Do you know where I can find more info on this? I tried google and searching this website with no real help. Thank You!

Jennie


----------



## BryceM (Nov 6, 2005)

That assumption is correct. CF's are a bit less efficient than T-5's becasue they're bent, but the actual difference in efficiency isn't that big of a deal.

If you're looking for more info, do a search at the "other" forum (Planted Tank) and look for posts by Rex Grigg. He's posted quite a bit about them.


----------



## flandjm (Dec 28, 2006)

*Thank You!*

I find just when I think I start to think I know what I am talking about, someone (or something) rocks the boat.


----------



## hoppycalif (Apr 7, 2005)

flandjm said:


> I find just when I think I start to think I know what I am talking about, someone (or something) rocks the boat.


Welcome to the club! We have many members in that club, sharing that same experience.


----------



## ruki (Jul 4, 2006)

flandjm said:


> I thought that I read somewhere that Compact Fluorescents were the same bulb as T5s, just bent to fit in a tighter space. CF are less efficient than T5 because of the restrike caused by the u shap.
> 
> Am I mistaken?


There is a bit more to it than that.

Compact fluorescent and T5s seem to be approximately the same diameter, but after that there are some significant differences.

CF are over-driven as compared to normal ouput T5 tubes. It's more like T5 HO. Normal Output T5 tubes emit up to 104 lumens per watt. The Hight Output version of T5 tubes produces up to 92 lumens per watt. CF produces 50-70 lumens per watt. I think it's more than just re-strike; T5s were designed to be energy efficient while CF was designed to be space efficient.

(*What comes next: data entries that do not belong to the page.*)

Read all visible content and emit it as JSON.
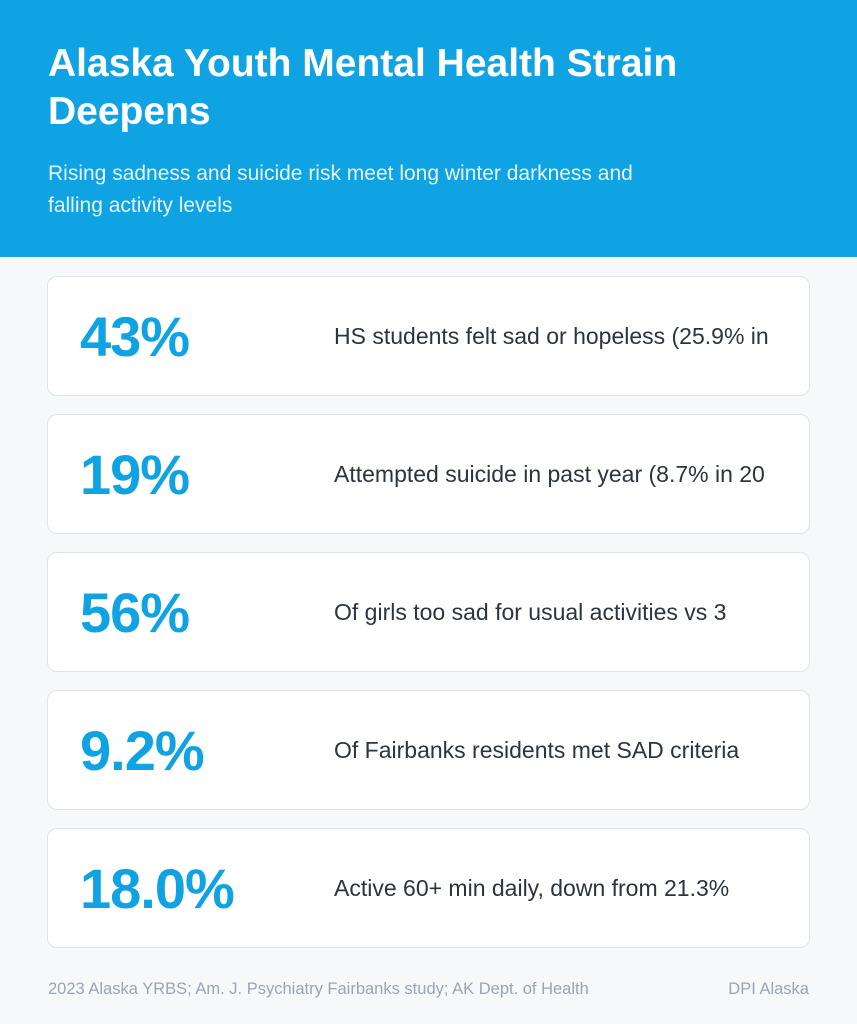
{
  "header": {
    "title": "Alaska Youth Mental Health Strain Deepens",
    "subtitle": "Rising sadness and suicide risk meet long winter darkness and falling activity levels"
  },
  "stats": [
    {
      "value": "43%",
      "description": "HS students felt sad or hopeless (25.9% in"
    },
    {
      "value": "19%",
      "description": "Attempted suicide in past year (8.7% in 20"
    },
    {
      "value": "56%",
      "description": "Of girls too sad for usual activities vs 3"
    },
    {
      "value": "9.2%",
      "description": "Of Fairbanks residents met SAD criteria"
    },
    {
      "value": "18.0%",
      "description": "Active 60+ min daily, down from 21.3%"
    }
  ],
  "footer": {
    "source": "2023 Alaska YRBS; Am. J. Psychiatry Fairbanks study; AK Dept. of Health",
    "brand": "DPI Alaska"
  },
  "colors": {
    "accent": "#10a3e3",
    "text": "#2b3440",
    "muted": "#9aa5b4"
  }
}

With T5, you know more of what you are getting. The shape, the pins and the ballast are all standard. With CF you get multiple shapes, pin connections and some have ballast limitations. It's more difficult to get information on exactly what your CF fixture and bulb are. Sometimes it's difficult to get even basic lumen information. 

Because T5 is a European standard and its tubes are expensive, it's also useful to compare CF with T8s. T8 bulbs produce 60 to 93 lumens per watt.

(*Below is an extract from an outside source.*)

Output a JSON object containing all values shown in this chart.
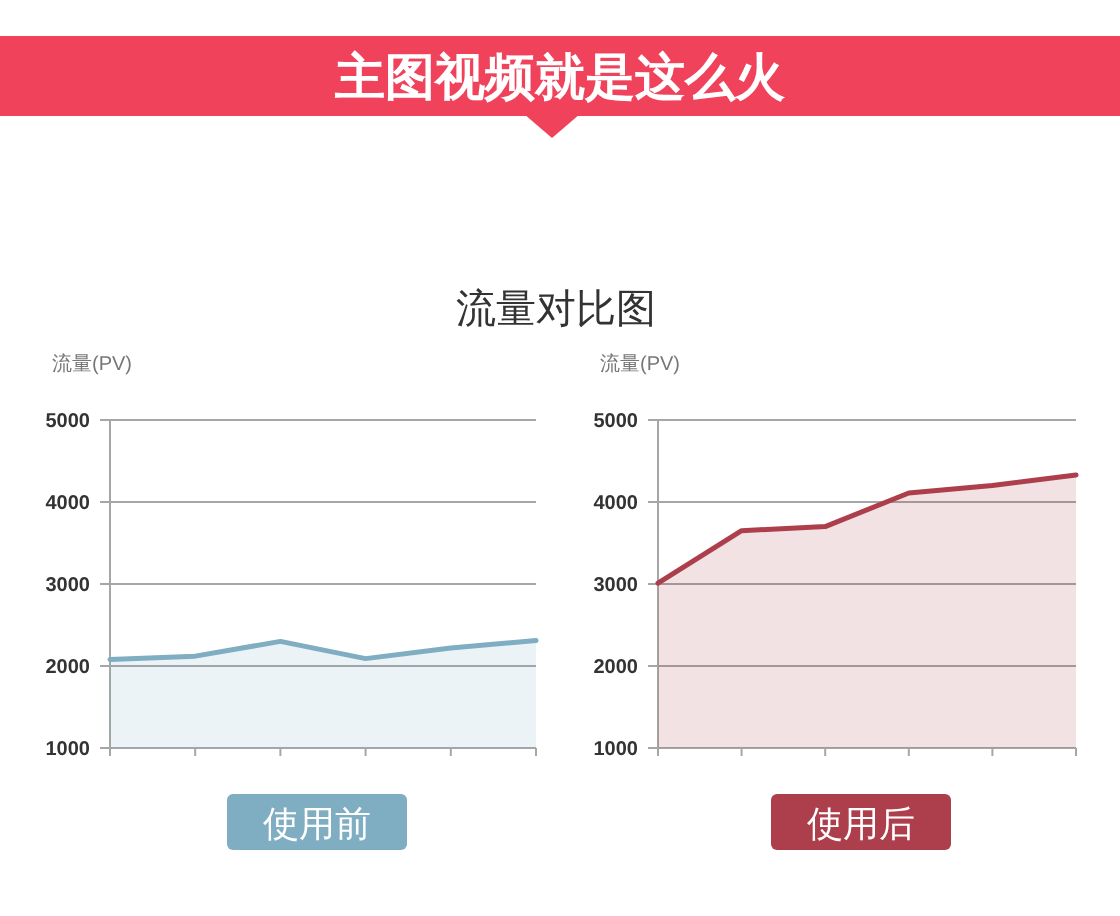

> Do you know where I can find more info on this? I tried google and searching this website with no real help. Thank You!
> Jennie


Some links on this:
Commercial Lighting Tax Deduction
Luminous efficacy - Wikipedia, the free encyclopedia
ENERGY STAR


----------



## gf225 (Mar 26, 2005)

Great post Ruki! Thanks.


----------



## flandjm (Dec 28, 2006)

Thanks ruki for explaining it to me twice!


----------